En su bibliografía, Ana cuenta de hecho con un libro en el que recoge cuentos de Gran Canaria pero no de Tenerife porque en esta isla, la de Tenerife, funcionamos así… Pero lo verdaderamente importante de esta mujer no es su trayectoria laboral, que también, sino como es como persona, o al menos la persona que nos mostró a los que asistimos a esta especie de religión laica que es la que representa Periplo: luz, luz y más luz.

No pude despedirme de ella ya que vino, trabajó día, tarde y noche para el Festival y se marchó, pero creo que nunca la voy a olvidar porque me tocó una tecla que creía que tenía rota. Pero estas cosas solo pasan en un Festival como Periplo, un encuentro con la cultura que sabe llegarte al corazón y a la cabeza.
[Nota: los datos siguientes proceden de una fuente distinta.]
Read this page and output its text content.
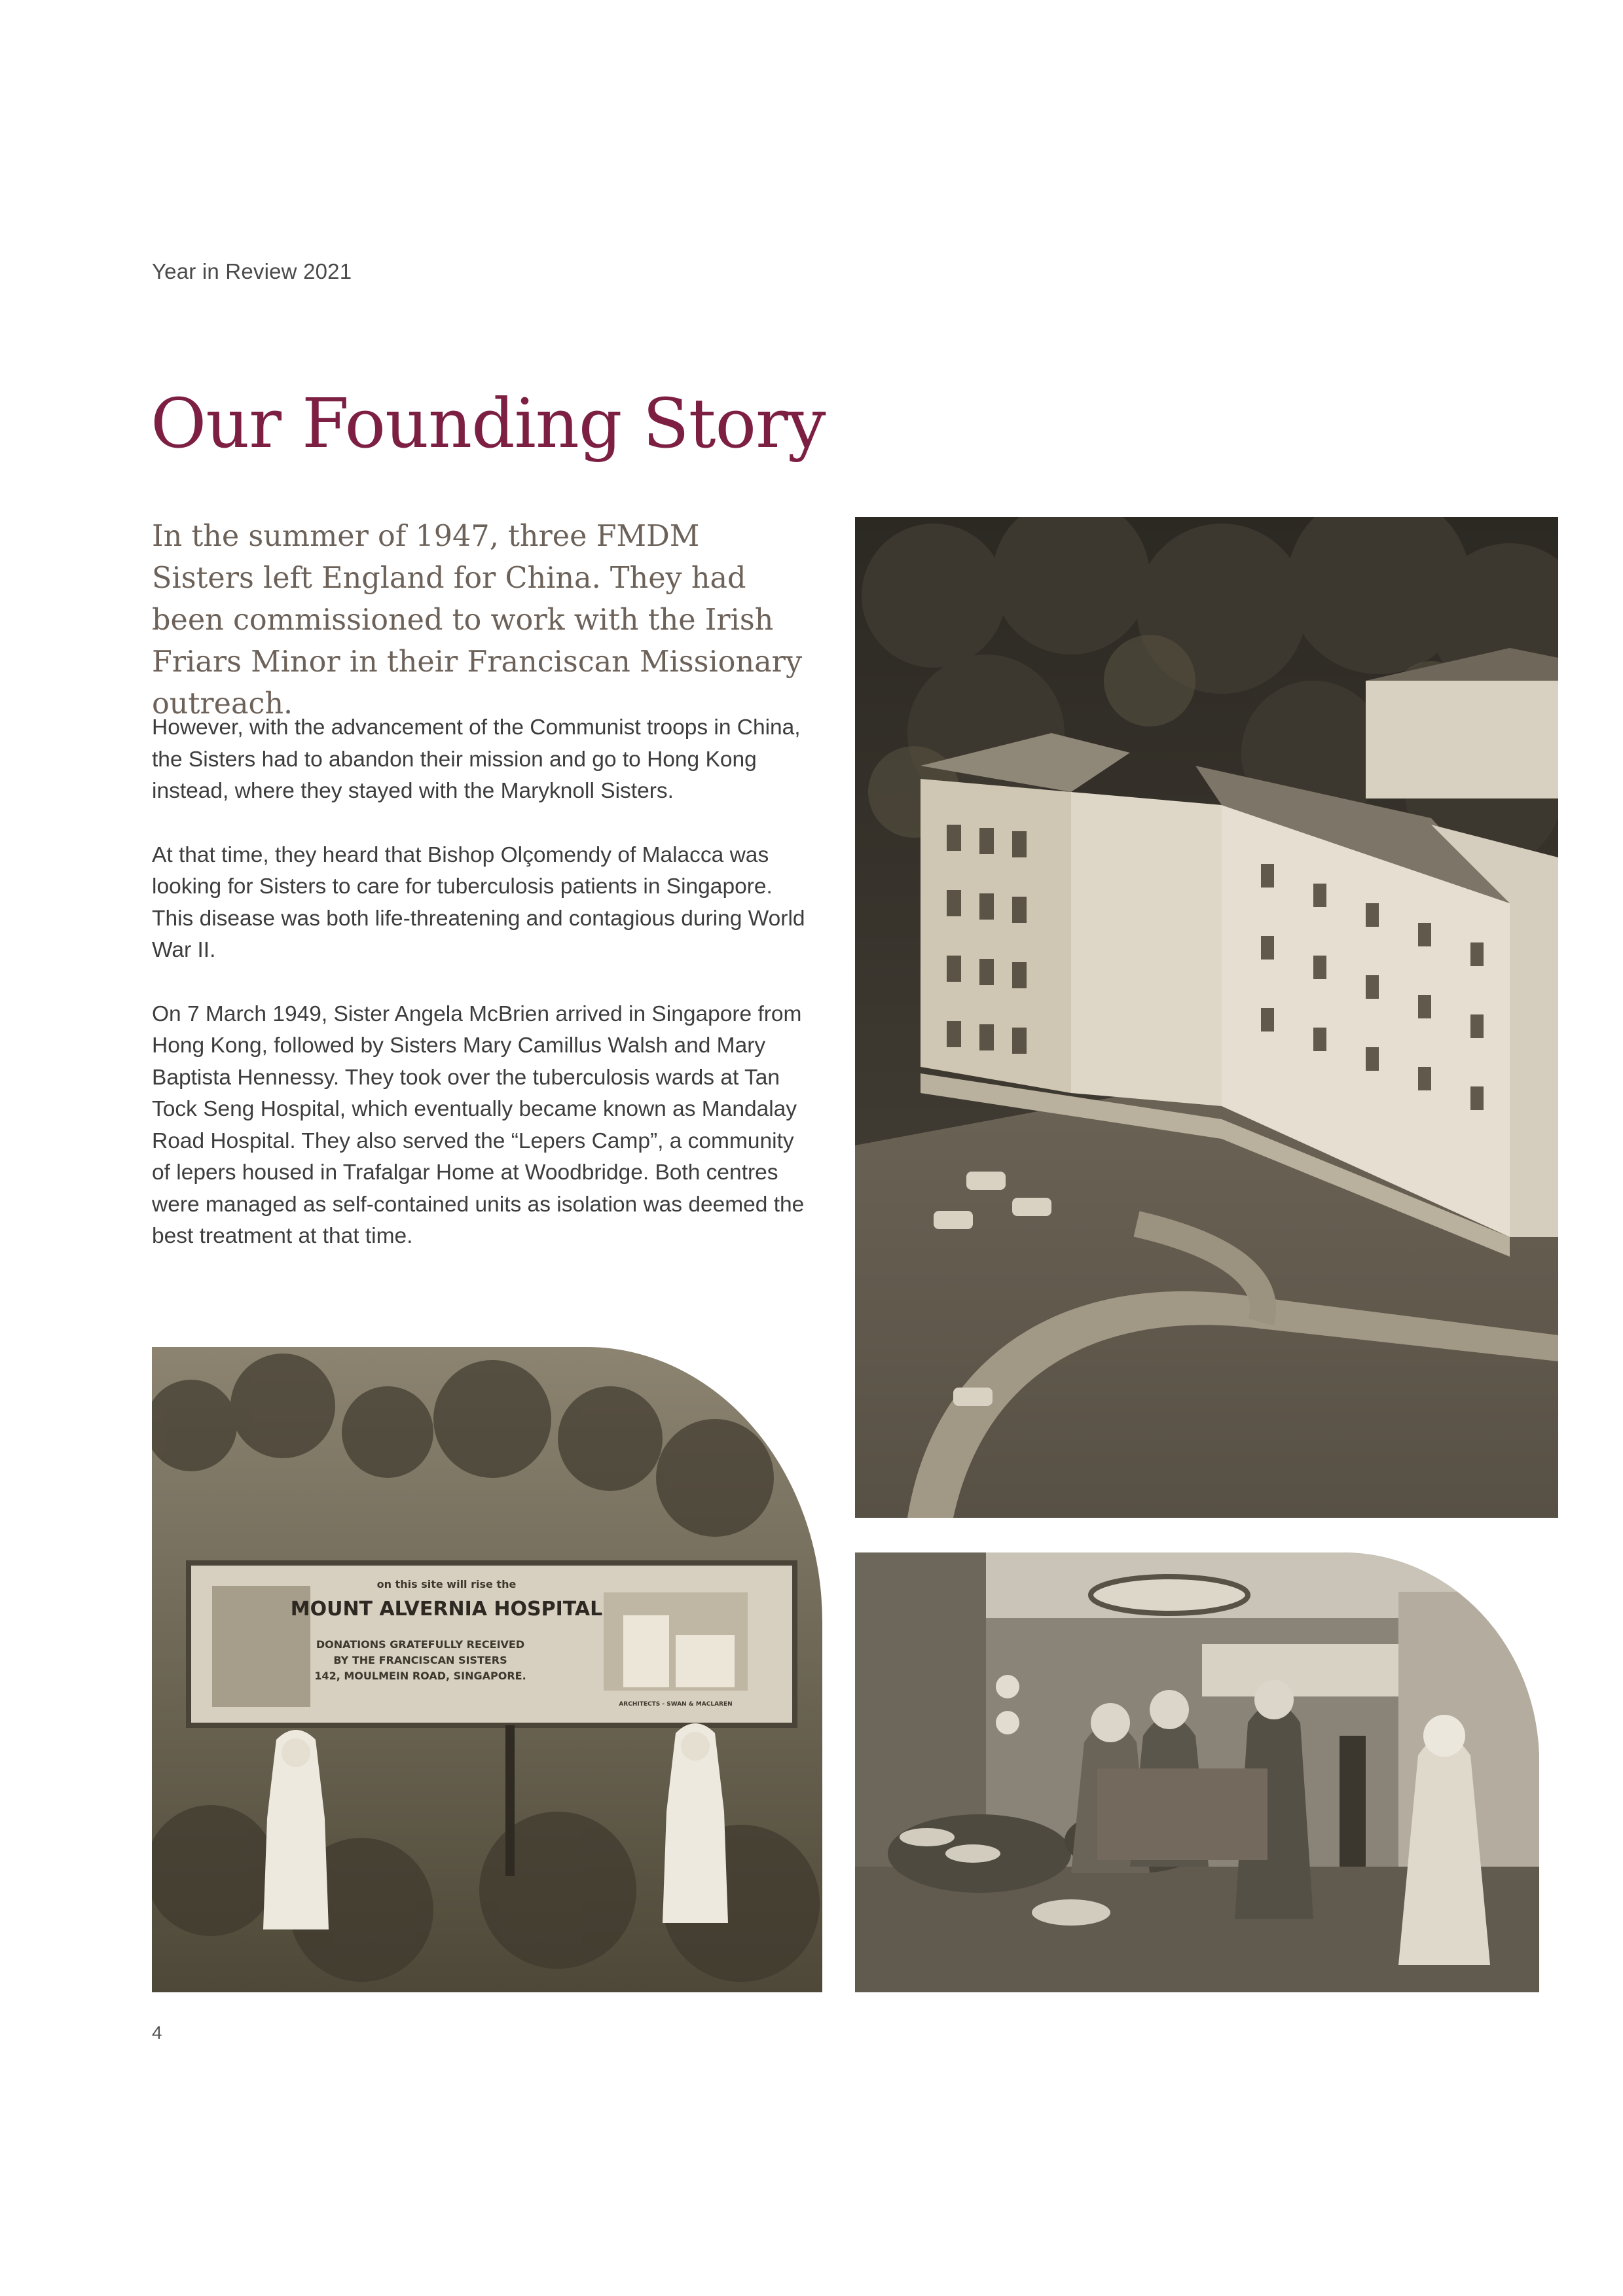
Year in Review 2021
Our Founding Story

In the summer of 1947, three FMDM Sisters left England for China. They had been commissioned to work with the Irish Friars Minor in their Franciscan Missionary outreach.

However, with the advancement of the Communist troops in China, the Sisters had to abandon their mission and go to Hong Kong instead, where they stayed with the Maryknoll Sisters.

At that time, they heard that Bishop Olçomendy of Malacca was looking for Sisters to care for tuberculosis patients in Singapore. This disease was both life-threatening and contagious during World War II.

On 7 March 1949, Sister Angela McBrien arrived in Singapore from Hong Kong, followed by Sisters Mary Camillus Walsh and Mary Baptista Hennessy. They took over the tuberculosis wards at Tan Tock Seng Hospital, which eventually became known as Mandalay Road Hospital. They also served the “Lepers Camp”, a community of lepers housed in Trafalgar Home at Woodbridge. Both centres were managed as self-contained units as isolation was deemed the best treatment at that time.

on this site will rise the
MOUNT ALVERNIA HOSPITAL
DONATIONS GRATEFULLY RECEIVED
BY THE FRANCISCAN SISTERS
142, MOULMEIN ROAD, SINGAPORE.
ARCHITECTS - SWAN & MACLAREN
4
Luego estuvo Benjamín Prado, que es un tipo que sabe contar historias y un cachondo. En una cena, dijo una frase que me pareció clave para definirlo aunque cuando la pronunció no se refería a él porque detrás de este gigante, no sé cuánto mide pero es bastante alto, lo hizo para describir a otro, a otro poeta como Ángel González de quien dijo que no buscaba la admiración de los demás sino el cariño de los demás. Y este caballero, este escritor que saca los colores a Marruecos y a España en su última novela, Los dos reyes, despierta como despierta Elvis y Ana, eso mismo: cariño.

Y cariño en un día en el que me he despertado sentimental es que el me irradia muchos de los amigos del comando Periplo,a quien vuelvo a ver cada año por estas mismas fechas. Este, sin embargo, noto muy en falta la ausencia de uno de ellos, un amigo al que considero íntimo y que por razones que no voy a explicar no ha forma parte del público desde el miércoles pasado. Este hermano de Periplo es un lector de verdad, un amante de los libros y de la literatura y uno de los clásicos de un Festival que llevo siguiendo desde hace diez años y al que he visto crecer y desafiar los obstáculos que se nos pone en el camino con la cabeza siempre muy alta. Vamos, que ni ese fantasma llamado Covid-19 pudo frenar su caminante no hay camino, se hace camino al andar. Y camino, no creo que nadie lo ponga en duda aunque siempre haya alguien despistado, es el que se ha hecho en el Puerto de la Cruz. Una ciudad que vive frente al mar y a la que amo como solo un viajero ama el viaje… Por eso y otras cosas más: larga vida a Periplo.